Combined glycyrrhizin, tenofovir therapy safe and effective in SAE of chronic hepatitis B
Early introduction of glycyrrhizin in combination with tenofovir in the treatment of patients with severe acute exacerbation (SAE) of chronic hepatitis B (CHB) is safe and effective, reducing serum transaminases rapidly in the first 2 weeks when compared with tenofovir alone, according to the results of an open-label trial.
In a cohort of 60 patients (77 percent male) with SAE of CHB, those treated with tenofovir plus intravenous glycyrrhizin (glycyrrhizin arm; n=30) fared significantly better in terms of the primary endpoint of a reduction in serum levels of aspartate aminotransferase (AST) and alanine aminotransferase (ALT) and in model for end-stage liver disease (MELD) score compared with patients given tenofovir alone (tenofovir only arm; n=30). The reductions were observed at day 3 and were sustained thereafter until day 15 (p<0.05 for all). [Clin Trans Gastroenterol 2017;doi:10.1038/ctg.2017.29]
Specifically, significant improvements in MELD score were observed as early as the first week of treatment in the glycyrrhizin arm, whereas no changes from baseline were seen at weeks 1 and 2 in the tenofovir only arm. By week 24, one patient (33 percent) in the glycyrrhizin arm died while three died and one underwent liver transplant in the tenofovir only arm.
MELD score emerged as an independent factor for mortality or receipt of liver transplantation (p=0.021) in multivariate Cox proportional hazards analysis. The rates of grade 3 hypertension, hypokalaemia and ascites did not differ significantly between the two treatment arms.
Patients in the glycyrrhizin arm had a mean age of 49.1 years, while those in the tenofovir only arm had a mean age of 45.3 years. Tenofovir was administered at 300 mg daily in both arms, while the glycyrrhizin arm was given 10 days of intravenous glycyrrhizin. Mean baseline MELD score was 16.7 in the glycyrrhizin arm vs 17.4 in the tenofovir only arm, with 13 overall having MELD score >20. All patients were followed for at least 24 weeks from treatment initiation.

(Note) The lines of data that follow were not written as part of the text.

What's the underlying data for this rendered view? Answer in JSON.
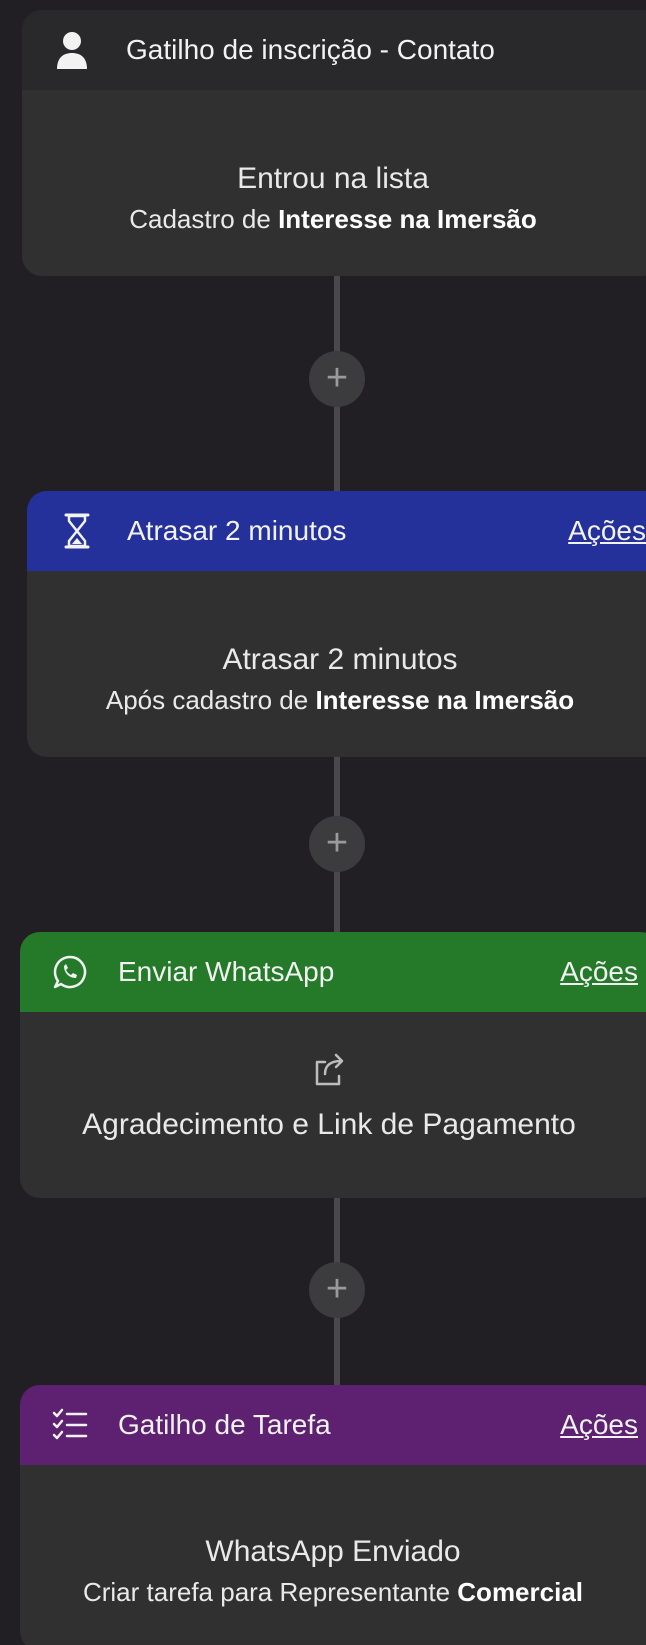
{
  "trigger": {
    "header": "Gatilho de inscrição - Contato",
    "line1": "Entrou na lista",
    "line2_prefix": "Cadastro de ",
    "line2_bold": "Interesse na Imersão"
  },
  "delay": {
    "header": "Atrasar 2 minutos",
    "actions": "Ações",
    "line1": "Atrasar 2 minutos",
    "line2_prefix": "Após cadastro de ",
    "line2_bold": "Interesse na Imersão"
  },
  "whatsapp": {
    "header": "Enviar WhatsApp",
    "actions": "Ações",
    "line1": "Agradecimento e Link de Pagamento"
  },
  "task": {
    "header": "Gatilho de Tarefa",
    "actions": "Ações",
    "line1": "WhatsApp Enviado",
    "line2_prefix": "Criar tarefa para Representante ",
    "line2_bold": "Comercial"
  },
  "add_step_symbol": "+",
  "colors": {
    "background": "#221f24",
    "card": "#303031",
    "header_contact": "#29282a",
    "header_delay": "#25319b",
    "header_whatsapp": "#257a29",
    "header_task": "#5e2070"
  },
  "icons": [
    "user-icon",
    "hourglass-icon",
    "whatsapp-icon",
    "share-icon",
    "checklist-icon",
    "plus-icon"
  ]
}
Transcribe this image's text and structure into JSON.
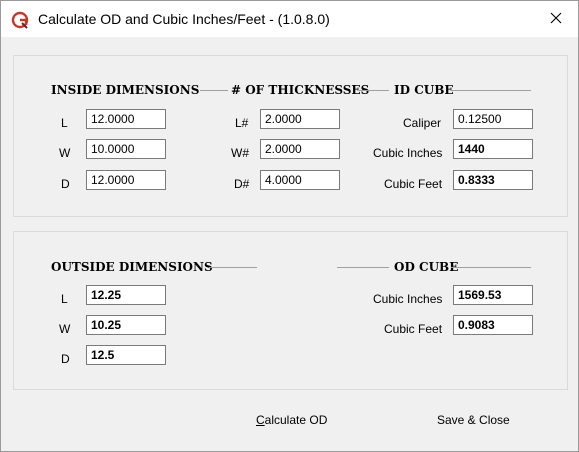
{
  "window": {
    "title": "Calculate OD and Cubic Inches/Feet - (1.0.8.0)",
    "app_icon": "app-logo-icon",
    "close_icon": "close-icon"
  },
  "inside": {
    "header": "INSIDE DIMENSIONS",
    "fields": [
      {
        "label": "L",
        "value": "12.0000"
      },
      {
        "label": "W",
        "value": "10.0000"
      },
      {
        "label": "D",
        "value": "12.0000"
      }
    ]
  },
  "thickness": {
    "header": "# OF THICKNESSES",
    "fields": [
      {
        "label": "L#",
        "value": "2.0000"
      },
      {
        "label": "W#",
        "value": "2.0000"
      },
      {
        "label": "D#",
        "value": "4.0000"
      }
    ]
  },
  "id_cube": {
    "header": "ID CUBE",
    "caliper_label": "Caliper",
    "caliper_value": "0.12500",
    "cubic_inches_label": "Cubic Inches",
    "cubic_inches_value": "1440",
    "cubic_feet_label": "Cubic Feet",
    "cubic_feet_value": "0.8333"
  },
  "outside": {
    "header": "OUTSIDE DIMENSIONS",
    "fields": [
      {
        "label": "L",
        "value": "12.25"
      },
      {
        "label": "W",
        "value": "10.25"
      },
      {
        "label": "D",
        "value": "12.5"
      }
    ]
  },
  "od_cube": {
    "header": "OD CUBE",
    "cubic_inches_label": "Cubic Inches",
    "cubic_inches_value": "1569.53",
    "cubic_feet_label": "Cubic Feet",
    "cubic_feet_value": "0.9083"
  },
  "buttons": {
    "calculate_first": "C",
    "calculate_rest": "alculate OD",
    "save_close": "Save & Close"
  },
  "colors": {
    "icon_red": "#c0392b"
  }
}
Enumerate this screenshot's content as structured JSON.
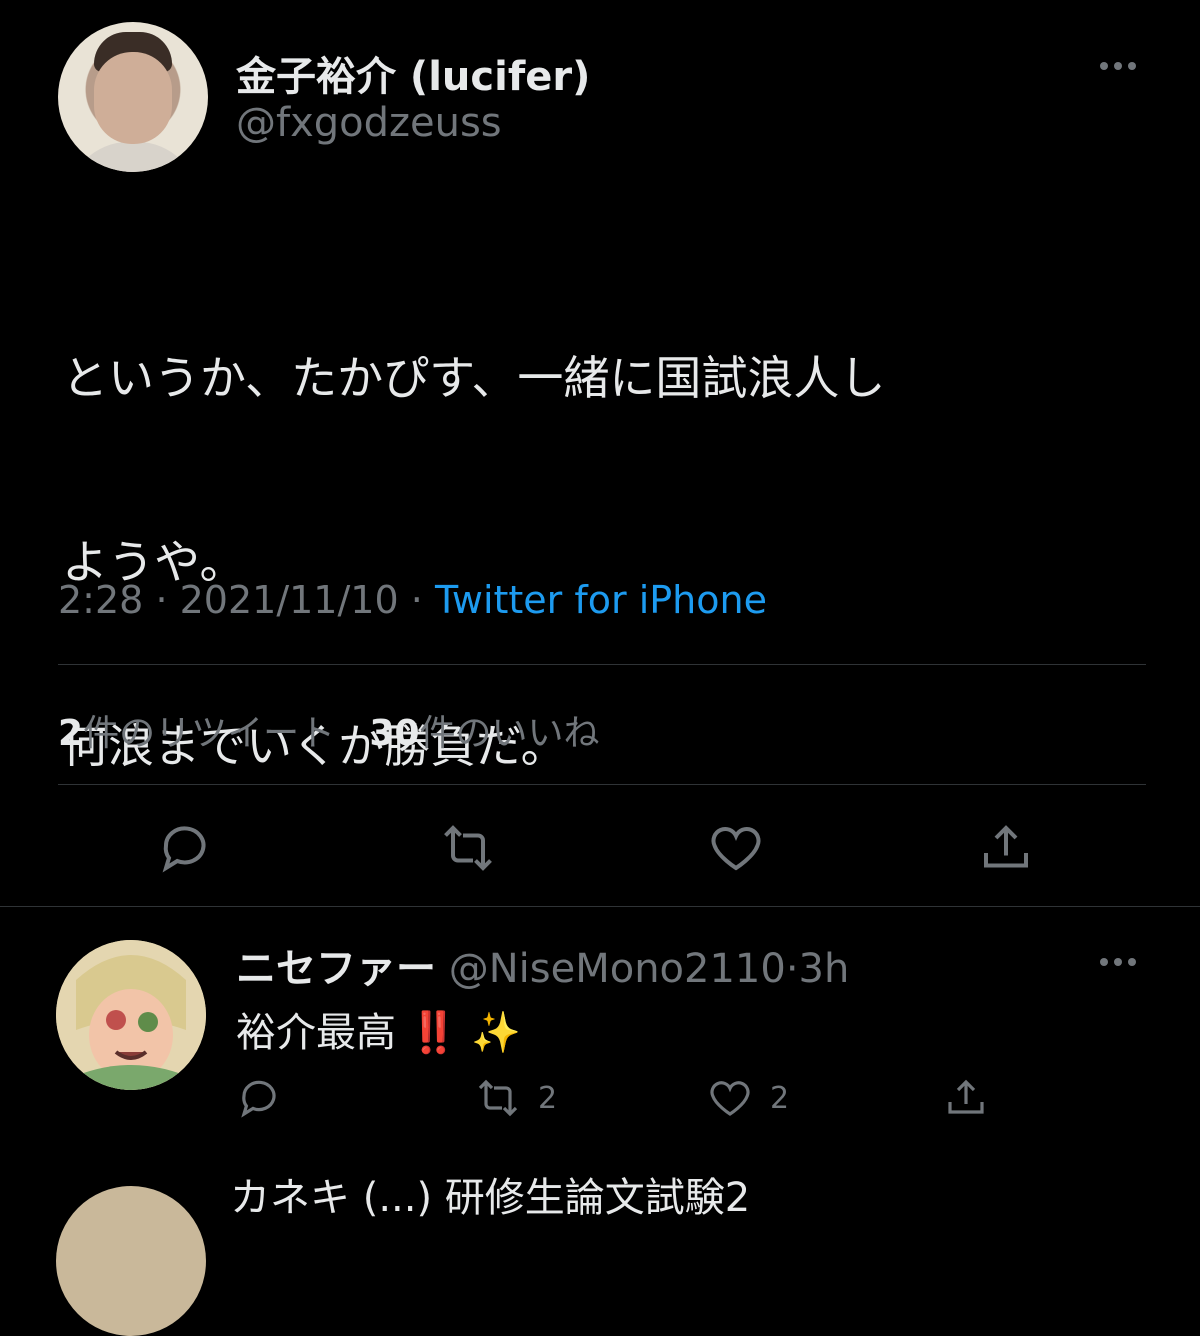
{
  "tweet": {
    "author_name": "金子裕介 (lucifer)",
    "author_handle": "@fxgodzeuss",
    "text_lines": [
      "というか、たかぴす、一緒に国試浪人し",
      "ようや。",
      "何浪までいくか勝負だ。"
    ],
    "time": "2:28",
    "separator": "·",
    "date": "2021/11/10",
    "source": "Twitter for iPhone",
    "retweet_count": "2",
    "retweet_label": "件のリツイート",
    "like_count": "30",
    "like_label": "件のいいね",
    "icons": [
      "reply-icon",
      "retweet-icon",
      "like-icon",
      "share-icon"
    ]
  },
  "reply": {
    "author_name": "ニセファー",
    "author_handle": "@NiseMono2110",
    "separator": "·",
    "time_ago": "3h",
    "text": "裕介最高",
    "emoji": "‼️ ✨",
    "retweet_count": "2",
    "like_count": "2"
  },
  "next_tweet_partial": "カネキ (...) 研修生論文試験2"
}
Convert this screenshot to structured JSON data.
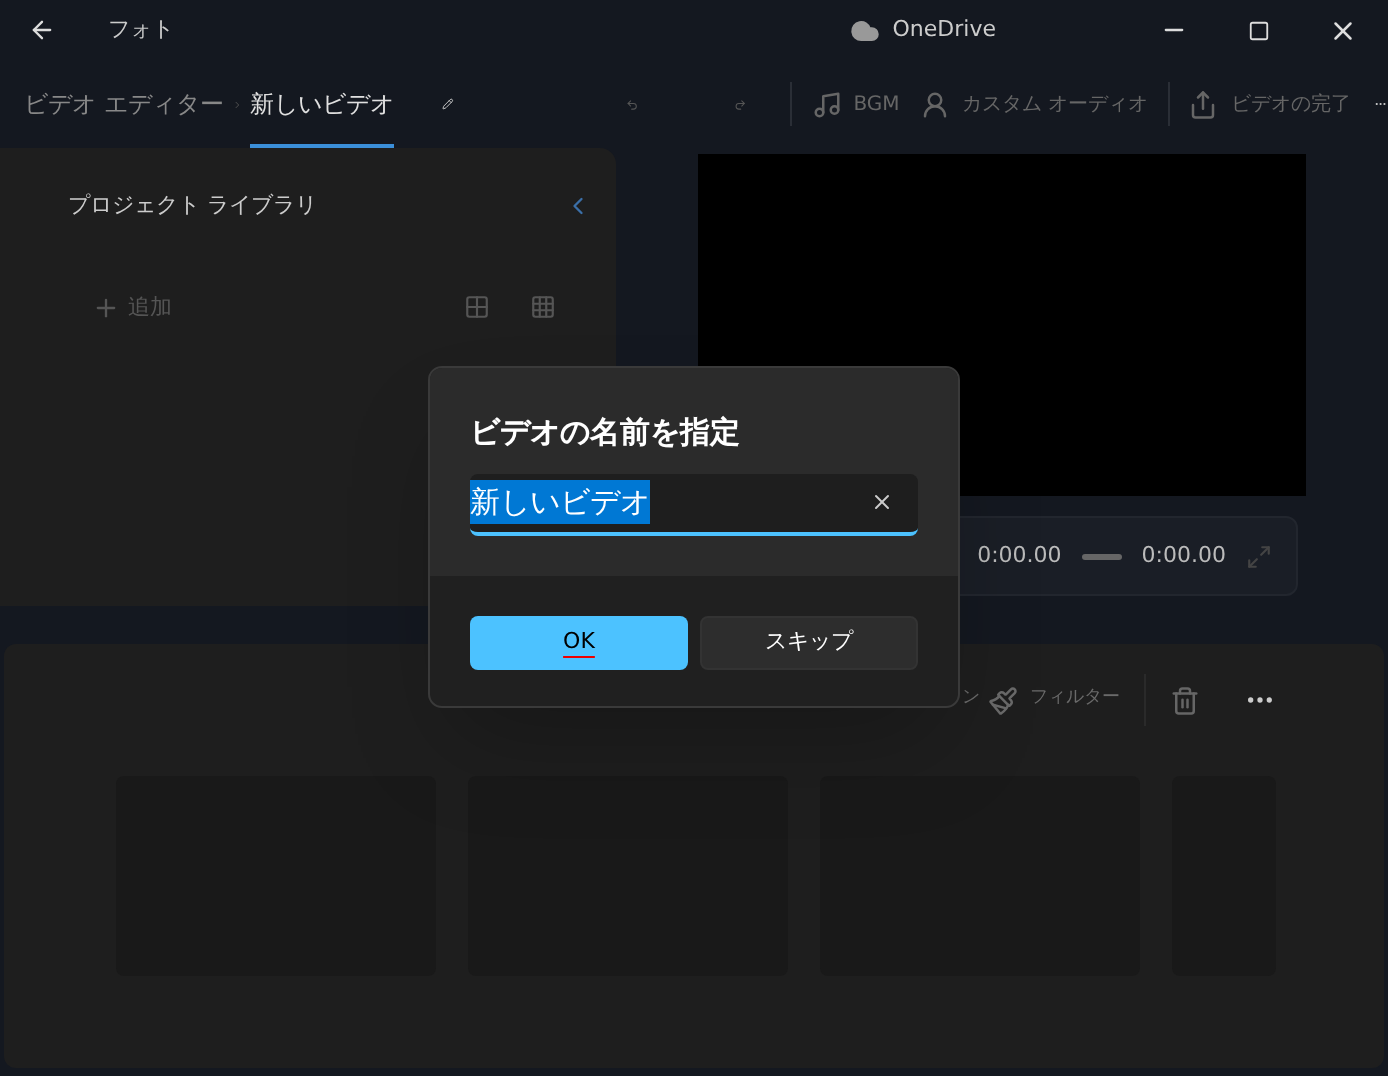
{
  "title_bar": {
    "app_name": "フォト",
    "account": "OneDrive"
  },
  "breadcrumb": [
    {
      "label": "ビデオ エディター",
      "selected": false
    },
    {
      "label": "新しいビデオ",
      "selected": true
    }
  ],
  "toolbar": [
    {
      "label": "BGM",
      "kind": "music"
    },
    {
      "label": "カスタム オーディオ",
      "kind": "audio"
    },
    {
      "label": "ビデオの完了",
      "kind": "share"
    }
  ],
  "library": {
    "title": "プロジェクト ライブラリ",
    "add": "追加"
  },
  "playback": {
    "current": "0:00.00",
    "total": "0:00.00"
  },
  "storyboard": {
    "tools": [
      {
        "label": "ン",
        "kind": "text"
      },
      {
        "label": "フィルター",
        "kind": "filter"
      }
    ],
    "cards": [
      {
        "kind": "clip"
      },
      {
        "kind": "clip"
      },
      {
        "kind": "clip"
      },
      {
        "kind": "clip"
      }
    ]
  },
  "dialog": {
    "title": "ビデオの名前を指定",
    "value": "新しいビデオ",
    "buttons": [
      {
        "label": "OK",
        "kind": "primary"
      },
      {
        "label": "スキップ",
        "kind": "secondary"
      }
    ]
  }
}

“Despite no statistical significance in mortality/transplantation-free rate, our data provide the first evidence that glycyrrhizin can significantly improve MELD score, even in more severe cases with higher baseline MELD score (>20),” the investigators said.
“In general, glycyrrhizin was safe and well tolerated. Although glycyrrhizin could induce hypokalaemia (<3.5 mmol/l), most patients had a mild degree without clinical symptoms,” they added.
An aqueous extract of liquorice root, glycyrrhizin has been shown to be hepatoprotective in vitro. This effect is achieved by supposedly preventing changes in cell membrane permeability and providing membrane stabilization, as have been demonstrated in previous animal studies. [World J Gastroenterol 2007;13:462–466; Arch Histol Cytol 2008;71:163–178]
“In a recent small study, corticosteroid treatment in combination with nucleotide analogue has sufficient virological effect against SAE of CHB, and a rapid decline of HBV-DNA is conspicuous in [survivors]. However, the increased risk of infectious complications after corticosteroid treatment should be a serious concern, particularly because sepsis is one of the most important causes of death in CHB with SAE,” the investigators noted. [J Viral Hepat 2015;22:94–102; World J Gastroenterol 2012;18:5078–5083]
“By contrast, our study medication ‘glycyrrhizin’ appears to be safe and the expected side effects associated with pseudoaldosteronism are usually minor and reversible,” they said.
Given the presence of limitations in the study, including the relatively small sample size and a follow-up duration that prevented assessment of long-term impact of the study medication on progression of liver disease, the investigators said additional studies are warranted to further examine the survival benefit of glycyrrhizin in CHB with SAE.